A boom in DNA technologies has provided researchers with a broad range of useful tools, including DNA high-throughput sequencing, long-read sequencing, and synthesis. These have been enabled by scientists’ understanding of the structure of the double helix. However, a fundamental question remains: could functional DNA be made up of more than 4 bases? If so, what would DNA with additional bases enable researchers to do? Steven Benner, working at the Foundation for Applied Molecular Evolution in Florida, and colleagues demonstrate that a double helix containing two additional nucleobase pairs is stable and can be transcribed into a functional aptamer.

Since the double helix was first described in 1953, the two rules that were initially thought to underpin base pairing—that is, that large purines pair with small pyrimidines, and that hydrogen-bond donor bases pair with hydrogen acceptors—have been shown to be nonessential, at least to a certain extent. Scientists built DNA with nucleobase analogs adding a third pair, but if this additional pair lacked interbase hydrogen bonding, the double-helix structure was unstable. Benner’s group had also shown that a third pair using hydrogen bonding would support a stable double helix that could be PCR-amplified, sequenced, and transcribed into six-letter RNA.

Could the limits of DNA architecture be pushed further? Seeking to engineer an eight-letter (thus named ‘hachimoji’) DNA alphabet, Benner and colleagues designed and synthesized 94 DNA oligonucleotide duplexes comprising the four standard nucleotides (A, T, G, C) plus two pyrimidine (Z, S) and two purine analogs (P, B). The diversity of sequences represented in these duplexes would allow a good estimation of how synthetic base pairs behave when flanked by a range of natural and analog bases. The thermodynamic data they obtained from assembling and melting the 94 duplexes showed that, as they had predicted, they could measure S:B and Z:P pairing in addition to A:T and G:C. And in high-resolution crystal structures of three hachimoji DNA sequences (16-mers), they observed a double helix with small differences in the pairing characteristics of the analogs, falling well in the range of natural DNA pairing.

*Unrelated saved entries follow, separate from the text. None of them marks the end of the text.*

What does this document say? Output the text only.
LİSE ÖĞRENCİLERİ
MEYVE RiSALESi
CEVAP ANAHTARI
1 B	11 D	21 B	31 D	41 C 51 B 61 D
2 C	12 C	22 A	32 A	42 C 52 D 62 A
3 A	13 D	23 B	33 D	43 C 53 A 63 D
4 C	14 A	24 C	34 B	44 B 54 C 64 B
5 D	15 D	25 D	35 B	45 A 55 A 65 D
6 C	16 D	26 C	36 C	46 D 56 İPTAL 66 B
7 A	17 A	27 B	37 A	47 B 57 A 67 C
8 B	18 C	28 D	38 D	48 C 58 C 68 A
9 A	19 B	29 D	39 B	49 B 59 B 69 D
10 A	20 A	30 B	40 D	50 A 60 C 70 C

To test the functionality of their new genetic alphabet, the scientists sought to show that it could be transcribed as RNA. They searched for T7 RNA polymerase variants that would be able to incorporate ribonucleotide analogs during the transcription of hachimoji DNA. Then, to show that such a transcript would be functional, they designed a hachimoji DNA sequence corresponding to a fluorescent RNA aptamer and transcribed it. The hachimoji aptamer folded properly and fluoresced.

The fact that the four-letter alphabet that underpins life on our planet can be doubled might signify that a range of DNA architectures could support life. More concretely, the increased information density of hachimoji DNA might prove useful in increased hybridization specificity, DNA storage systems, barcoding, and combinatorial tagging. It could also be used to select aptamers. “One advantage of this might be that it allows you to make aptamers built from more diverse things than just the four natural nucleotides and thus might have otherwise impossible properties or functions,” says Floyd Romesberg, a professor at Scripps Research. In a living organism, “it could allow it to make proteins made from more than the 20 canonical amino acids for all sorts of applications,” he adds. Although whether hachimoji DNA can be amplified or used in a cell has not yet been demonstrated, possibilities abound for the extra DNA building blocks.